Though the economy is on an upward trajectory, the government is only ‘cautiously optimistic’ owing to the uncertainties of the novel coronavirus.
The manufacturing sector rebounded to register 0.6 per cent growth in the second quarter, from a sharp contraction of 39.9 per cent in the April-June quarter, mainly helped by steep cost-cutting measures, according to analysts.
Small companies saw a dip in employee costs by 10-12 per cent in the July-September quarter, which could either mean a decline in the headcount, salary cuts, or a combination of both.
According to the ManpowerGroup Employment Outlook Survey report, going into January-March 2021, ‘hiring intentions continue to reflect caution, with the outlook weaker than reported at this time last year’.
When the lockdown began, the main reason for millions of migrant workers to leave the cities to go back to their villages was that most were part of the unorganised sector, with no safety net, making them more vulnerable during the pandemic.
What they face now is a situation where the job market has shrunk in the cities and good quality jobs have shrunk even further, as companies resort to hiring workers for shorter periods or with no social security cover.
With a vaccine in sight, a considerable percentage of workers will come back to the cities in 2021, hoping for better pay terms, working conditions, and job security.

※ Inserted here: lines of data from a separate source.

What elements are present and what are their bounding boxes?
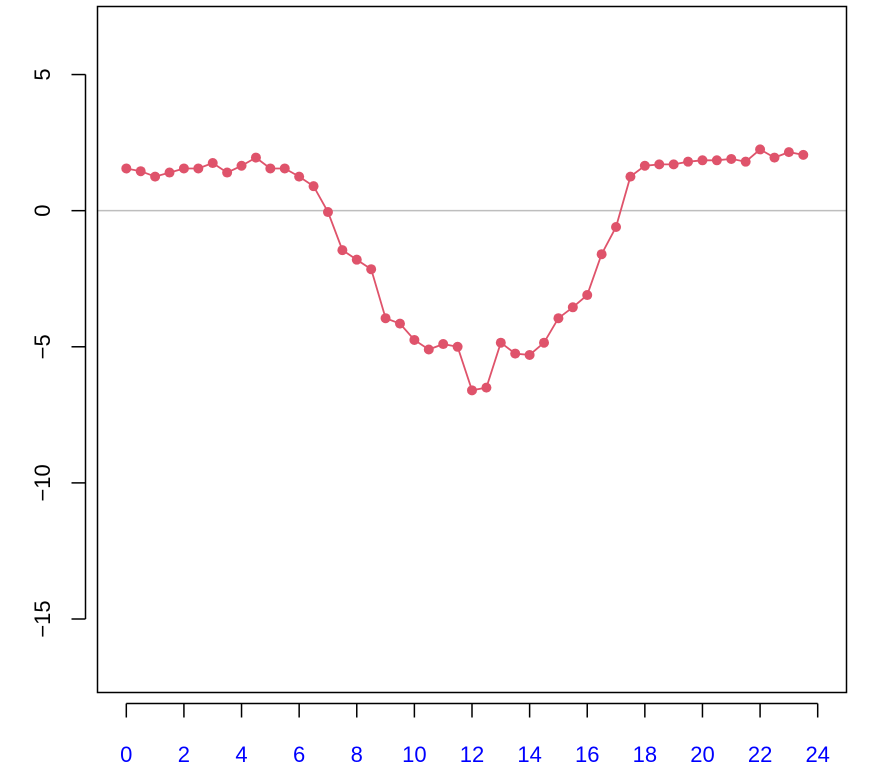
- data-point: [582, 290, 593, 301]
- data-point: [394, 318, 405, 329]
- data-point: [380, 313, 391, 324]
- x-tick-label: 2: [178, 742, 190, 767]
- x-axis: 0 2 4 6 8 10 12 14 16 18 20 22 24: [120, 702, 830, 767]
- data-point: [164, 167, 175, 178]
- data-point: [452, 341, 463, 352]
- data-point: [481, 382, 492, 393]
- data-point: [193, 163, 204, 174]
- y-tick-label: 0: [30, 205, 55, 217]
- x-tick-label: 16: [575, 742, 599, 767]
- data-point: [654, 159, 665, 170]
- data-point: [467, 385, 477, 396]
- data-point: [697, 155, 708, 166]
- data-point: [222, 167, 233, 178]
- data-point: [567, 302, 578, 313]
- y-tick-label: −10: [30, 464, 55, 501]
- data-point: [207, 158, 218, 169]
- x-tick-label: 0: [120, 742, 132, 767]
- y-tick-label: −5: [30, 334, 55, 359]
- data-point: [625, 171, 636, 182]
- data-point: [755, 144, 766, 155]
- data-point: [495, 337, 506, 348]
- series-layer: [121, 144, 809, 396]
- data-point: [308, 181, 319, 192]
- data-point: [279, 163, 290, 174]
- y-tick-label: 5: [30, 68, 55, 80]
- y-tick-label: −15: [30, 600, 55, 637]
- x-tick-label: 22: [748, 742, 772, 767]
- series-line: [126, 148, 804, 392]
- data-point: [409, 334, 420, 345]
- data-point: [769, 152, 780, 163]
- data-point: [294, 171, 305, 182]
- data-point: [596, 249, 607, 260]
- x-tick-label: 24: [805, 742, 829, 767]
- x-tick-label: 4: [235, 742, 247, 767]
- data-point: [322, 207, 333, 218]
- x-tick-label: 10: [402, 742, 426, 767]
- data-point: [510, 348, 521, 359]
- data-point: [740, 156, 751, 167]
- x-tick-label: 20: [690, 742, 714, 767]
- plot-frame: [96, 5, 848, 694]
- data-point: [668, 159, 679, 170]
- y-axis: 5 0 −5 −10 −15: [30, 68, 87, 638]
- x-tick-label: 8: [351, 742, 363, 767]
- data-point: [611, 222, 622, 232]
- data-point: [366, 264, 377, 275]
- data-point: [265, 163, 276, 174]
- x-tick-label: 14: [517, 742, 541, 767]
- data-point: [438, 339, 449, 350]
- x-tick-label: 6: [293, 742, 305, 767]
- data-point: [178, 163, 189, 174]
- x-tick-label: 18: [633, 742, 657, 767]
- data-point: [783, 147, 794, 158]
- data-point: [423, 344, 434, 355]
- data-point: [135, 166, 146, 177]
- data-point: [683, 156, 694, 167]
- data-point: [236, 160, 247, 171]
- data-point: [639, 160, 650, 171]
- data-point: [250, 152, 261, 163]
- data-point: [337, 245, 348, 256]
- data-point: [798, 149, 809, 160]
- data-point: [351, 254, 362, 265]
- data-point: [711, 155, 722, 166]
- data-point: [524, 349, 535, 360]
- data-point: [121, 163, 132, 174]
- data-point: [539, 337, 550, 348]
- data-point: [726, 153, 737, 164]
- data-point: [150, 171, 161, 182]
- x-tick-label: 12: [460, 742, 484, 767]
- data-point: [553, 313, 564, 324]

What awaits them instead is a new set of nationwide labour laws set to come into effect from April 1, which may lead to a hike in employer wage bills (due to increased coverage of the minimum wage law and a change in the definition of wages), while providing them with considerable leeway for hiring contractual workers.

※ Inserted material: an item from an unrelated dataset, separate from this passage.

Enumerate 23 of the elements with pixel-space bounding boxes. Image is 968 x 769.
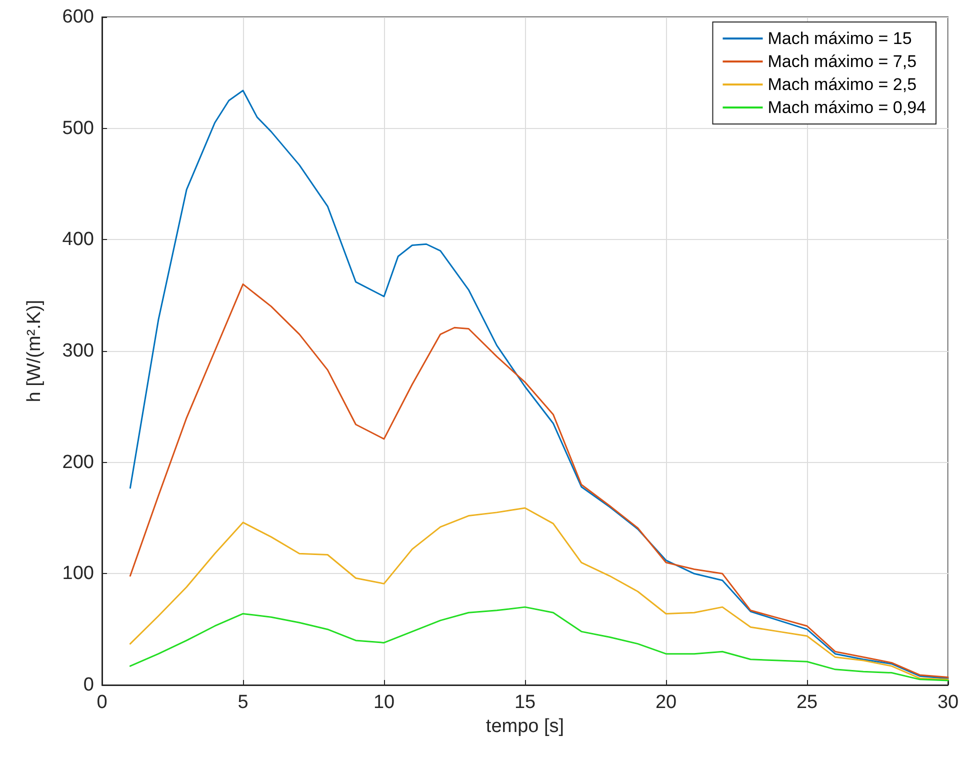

Many small companies will no longer have to adhere to the laws governing contract labour.
If they employ fewer than 50 contract workers (earlier it was 20), they are no longer governed by the provisions protecting contract workers.
Moreover, when the pandemic struck, industrial states like Madhya Pradesh, Gujarat and Rajasthan, as well as non-industrial states such as Uttar Pradesh, changed their labour laws to make them more employer-friendly.

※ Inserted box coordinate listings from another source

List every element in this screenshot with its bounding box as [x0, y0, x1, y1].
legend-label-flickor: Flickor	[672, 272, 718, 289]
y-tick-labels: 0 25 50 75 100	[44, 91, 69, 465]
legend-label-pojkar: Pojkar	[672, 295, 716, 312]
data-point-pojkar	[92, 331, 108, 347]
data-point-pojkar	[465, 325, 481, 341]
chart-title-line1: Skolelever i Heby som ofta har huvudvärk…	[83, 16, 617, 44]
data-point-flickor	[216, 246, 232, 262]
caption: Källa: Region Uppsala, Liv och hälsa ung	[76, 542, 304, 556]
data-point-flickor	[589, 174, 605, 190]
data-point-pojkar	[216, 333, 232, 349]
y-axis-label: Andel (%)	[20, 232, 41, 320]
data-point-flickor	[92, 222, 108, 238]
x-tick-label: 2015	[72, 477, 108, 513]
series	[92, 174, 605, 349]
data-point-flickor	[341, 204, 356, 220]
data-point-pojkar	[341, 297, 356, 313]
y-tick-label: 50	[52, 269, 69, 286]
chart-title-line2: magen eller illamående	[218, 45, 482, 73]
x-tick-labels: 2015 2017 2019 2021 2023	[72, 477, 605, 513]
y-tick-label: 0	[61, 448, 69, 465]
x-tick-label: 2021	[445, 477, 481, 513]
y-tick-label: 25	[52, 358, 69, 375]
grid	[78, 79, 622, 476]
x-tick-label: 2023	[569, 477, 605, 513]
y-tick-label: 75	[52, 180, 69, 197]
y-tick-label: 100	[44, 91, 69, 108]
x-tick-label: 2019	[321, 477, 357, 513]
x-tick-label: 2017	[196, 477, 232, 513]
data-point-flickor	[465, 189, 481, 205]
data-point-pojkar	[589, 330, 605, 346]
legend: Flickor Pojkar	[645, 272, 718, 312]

The licensing of factories and their inspection became easier.
Laws protecting workers’ rights were dismantled.
A harbinger of what the new labour regime may usher in is the growing labour unrest seen in many large factories, including those of global manufacturers.
Workers at Toyota Kirloskar’s Bidadi plant in Karnataka have been agitating since November 10 after the management dismissed a union member over alleged disciplinary issues and declared a lockdown when the agitation got out of hand.
The company says only about 5-10 per cent of its staff is willing to return to work.
Contract workers at Wistron Corporation’s plant near Bengaluru, which assembles iPhones for Apple, resorted to violence earlier this month over unpaid salaries, unplanned wage cuts, and long working hours.
The plant suffered damage and closed.
Apple has decided against entering into any new business with Wistron in future until the issues have been resolved.
Earlier, in June, more than 1,000 — mostly unionised — workers lost their jobs after global retail giant H&M decided to phase out its business relationship with Gokaldas Exports in Karnataka, following the discovery of ‘suspected non-compliance with our minimum requirement to respect workers’ right to freedom of association’.
At this, Gokaldas Exports shut the Euro Clothing Company factory and laid off the workers.
H&M Group has decided to gradually reduce order volumes over the next 18 months.
2021 will reveal if the government can manage job creation and better working conditions, alongside a smooth environment for manufacturers.